C’était le Zicle, avec un Z majuscule, car il était unique en son genre, et quand son heure fut venue il disparut à jamais et sa race disparut avec lui. Le Zicle était un reptile monstrueux, qui serpentait entre les pierres grises des chirats. Malheur à qui s’en approchait. Le Zicle fascinait ses proies de son regard de braise. Jean Combe a merveilleusement conté sa légende dans un petit livre de récits (1).
Cette histoire remonte au temps où les animaux parlaient, et où les hommes, une fois l’an, pouvaient les comprendre. C’est dire si ça ne date pas d’hier. Le héros de l’aventure est un petit oiseau, un roitelet, que l’on nomme répetaret dans nos montagnes, car il répète toujours la même chose. « Zi-zel ! Zi-zel ! » chantait inlassablement le roitelet, s’arrêtant juste pour saluer ses amis d’un « Zi ! Zi ! Zi ! » joyeux. Jean Combe a imaginé ces onomatopées, bien innocentes en apparence. Mais le conteur était un fin initié, comme l’ont démontré plusieurs auteurs. Michel Barbot en particulier nous explique que Zi-zel peut se comprendre, en déplaçant juste le tiret, sans changer la prononciation : Ziz-El (2). Or ces mots sont de l’hébreu, ils signifient « éclat de Dieu ».
Les oiseaux du Pilat chantaient donc en hébreu ? Rien d’étonnant. Un auteur du début du XXe siècle, F. Gabut (3), n’affirmait-il pas qu’à la suite de Noé, qui y avait accosté avec son arche, des tribus sémites étaient venues se fixer sur le Mont Pilat ? Ziz, ziv, zi, sont des racines hébraïques décrivant la notion d’éclat, de lumière réfléchie. Ainsi le Zicle incarnait-il le secret d’un trésor divin éclatant de lumière. Oui, le Zicle était le dépositaire de ce trésor fabuleux, une montagne de grains d’or, qu’il avait cachée dans une caverne dissimulée derrière la cascade du Saut du Gier.
Lorsque le roitelet se retrouva face à face avec le serpent légendaire, celui-ci, qui était sur le point de mourir, considéra le petit oiseau, chantant sans cesse l’éclat de Dieu, comme l’envoyé du Très-Haut. C’est donc à ce volatile merveilleux que le Zicle révéla le secret permettant d’ouvrir la falaise pour accéder à la grotte. Une formule magique, un sésame : « Ouvre-toi montagne, Scartapène, Scartapon, Scartapé, Hé ! » La signification de ces mots serait à rechercher, mais il manquera toujours l’essentiel, car si Jean Combe a révélé cette formule, il ne nous en a pas livré la prononciation... Essayez de déclamer cette phrase devant le Saut du Gier, vous verrez que ça ne marche pas.

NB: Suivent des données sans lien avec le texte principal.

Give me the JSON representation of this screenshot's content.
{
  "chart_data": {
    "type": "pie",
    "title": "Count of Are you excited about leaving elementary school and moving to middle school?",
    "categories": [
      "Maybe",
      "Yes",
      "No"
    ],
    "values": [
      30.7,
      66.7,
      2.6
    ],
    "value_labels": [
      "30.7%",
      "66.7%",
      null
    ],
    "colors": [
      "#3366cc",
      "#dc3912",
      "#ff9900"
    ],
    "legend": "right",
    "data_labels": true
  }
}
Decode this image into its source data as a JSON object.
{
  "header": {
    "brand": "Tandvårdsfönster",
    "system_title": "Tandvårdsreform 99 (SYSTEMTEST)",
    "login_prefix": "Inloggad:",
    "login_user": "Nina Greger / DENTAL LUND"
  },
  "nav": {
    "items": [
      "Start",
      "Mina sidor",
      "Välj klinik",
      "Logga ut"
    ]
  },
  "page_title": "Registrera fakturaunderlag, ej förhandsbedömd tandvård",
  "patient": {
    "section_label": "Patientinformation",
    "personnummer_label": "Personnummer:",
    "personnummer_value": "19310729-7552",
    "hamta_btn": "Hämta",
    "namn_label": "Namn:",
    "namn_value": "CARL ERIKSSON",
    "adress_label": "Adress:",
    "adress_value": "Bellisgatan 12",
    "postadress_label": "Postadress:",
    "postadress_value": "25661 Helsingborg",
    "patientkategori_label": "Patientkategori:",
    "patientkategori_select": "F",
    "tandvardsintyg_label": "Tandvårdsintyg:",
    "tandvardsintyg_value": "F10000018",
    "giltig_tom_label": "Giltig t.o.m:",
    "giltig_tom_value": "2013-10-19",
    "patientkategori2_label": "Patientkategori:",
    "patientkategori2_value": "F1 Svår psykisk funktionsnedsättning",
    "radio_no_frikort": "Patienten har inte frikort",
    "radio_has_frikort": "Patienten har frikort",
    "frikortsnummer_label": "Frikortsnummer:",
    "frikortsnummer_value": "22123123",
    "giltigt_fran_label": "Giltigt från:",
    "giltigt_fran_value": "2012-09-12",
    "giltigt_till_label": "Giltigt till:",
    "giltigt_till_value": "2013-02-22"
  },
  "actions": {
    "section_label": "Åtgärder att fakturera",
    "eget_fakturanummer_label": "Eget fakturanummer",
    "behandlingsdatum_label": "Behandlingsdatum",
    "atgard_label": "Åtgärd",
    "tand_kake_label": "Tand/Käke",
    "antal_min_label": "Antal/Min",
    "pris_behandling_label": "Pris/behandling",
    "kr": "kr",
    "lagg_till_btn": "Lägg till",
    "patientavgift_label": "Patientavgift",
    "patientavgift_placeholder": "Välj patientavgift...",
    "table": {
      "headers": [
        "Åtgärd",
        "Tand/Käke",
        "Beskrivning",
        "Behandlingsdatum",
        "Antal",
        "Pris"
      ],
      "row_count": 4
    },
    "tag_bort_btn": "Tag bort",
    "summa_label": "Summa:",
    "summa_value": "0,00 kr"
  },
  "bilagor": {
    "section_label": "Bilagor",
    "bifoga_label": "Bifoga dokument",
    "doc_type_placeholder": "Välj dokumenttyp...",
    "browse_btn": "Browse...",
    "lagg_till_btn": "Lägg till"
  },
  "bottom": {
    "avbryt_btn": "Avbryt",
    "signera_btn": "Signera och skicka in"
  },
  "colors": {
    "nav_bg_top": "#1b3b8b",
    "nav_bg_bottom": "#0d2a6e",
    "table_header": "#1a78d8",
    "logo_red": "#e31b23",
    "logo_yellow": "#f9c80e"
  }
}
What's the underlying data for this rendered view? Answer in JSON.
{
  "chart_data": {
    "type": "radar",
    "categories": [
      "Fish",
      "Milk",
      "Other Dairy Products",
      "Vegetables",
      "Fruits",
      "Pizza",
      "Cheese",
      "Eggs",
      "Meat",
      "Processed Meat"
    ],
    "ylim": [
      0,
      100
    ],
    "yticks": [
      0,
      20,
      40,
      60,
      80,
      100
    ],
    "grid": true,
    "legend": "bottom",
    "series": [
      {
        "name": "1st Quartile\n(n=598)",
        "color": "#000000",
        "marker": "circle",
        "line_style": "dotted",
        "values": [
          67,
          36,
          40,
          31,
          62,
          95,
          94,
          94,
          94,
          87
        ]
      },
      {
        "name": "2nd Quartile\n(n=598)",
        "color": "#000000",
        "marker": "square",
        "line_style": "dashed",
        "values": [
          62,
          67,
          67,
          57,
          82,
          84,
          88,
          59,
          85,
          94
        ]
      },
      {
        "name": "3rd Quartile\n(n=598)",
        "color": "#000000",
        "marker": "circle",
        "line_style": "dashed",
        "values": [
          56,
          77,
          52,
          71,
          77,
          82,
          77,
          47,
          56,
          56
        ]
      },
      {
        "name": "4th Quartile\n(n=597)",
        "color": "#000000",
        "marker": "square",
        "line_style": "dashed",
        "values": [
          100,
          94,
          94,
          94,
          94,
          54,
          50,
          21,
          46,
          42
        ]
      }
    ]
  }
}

Mais le roitelet, lui, sut correctement prononcer les mots étranges, et il découvrit au fond de la grotte, dans un rayon de soleil, l’amoncellement de paillettes d’or brillantes. Le trésor du Zicle défunt ! Qu’allait-il faire de cette fortune ? Il n’avait pas besoin d’or pour assurer son bonheur. Une compagne charmante, qui allait bientôt pondre six œufs dans un nid douillet, à l’image des six collines arrondies formant le Mont Pilat, cela lui suffisait. Heureux volatile philosophe ! Alors le roitelet pensa aux hommes, oui, à ces étranges bipèdes qu’il voyait travailler dur pour gagner un peu de pain. Aussi, chaque jour il ouvrait la montagne, et de son petit bec il répandait les grains d’or dans le Gier. La rivière charria les pépites brillantes, et la providence aidant les hommes qui vivaient sur ses rives n’eurent plus qu’à les récupérer pour améliorer leur ordinaire.
Quant au roitelet, à force de plonger le bec dans la poussière d’or, il gagna une rayure jaune sur le sommet du crâne, si tenace qu’elle devint héréditaire, et lui valut d’être comparé à un petit roi ceint d’une couronne d’or. Un petit roi du Pilat, digne successeur de la perdrix qui avait été proclamée reine, si heureux avec sa compagne et leurs six petits, si heureux de distribuer aux hommes l’or du Zicle. Ce serpent, disait l’oiseau dans son langage, possédait vraiment « la clé du Zi ».
Patrick Berlier
1 : Jean Combe, Le Mont Pilat, contes et légendes, éditions Dumas à Saint-Étienne, 1958.
2 : Michel Barbot, Aux origines de la légende du Zicle, regardsdupilat.free.fr, 2013.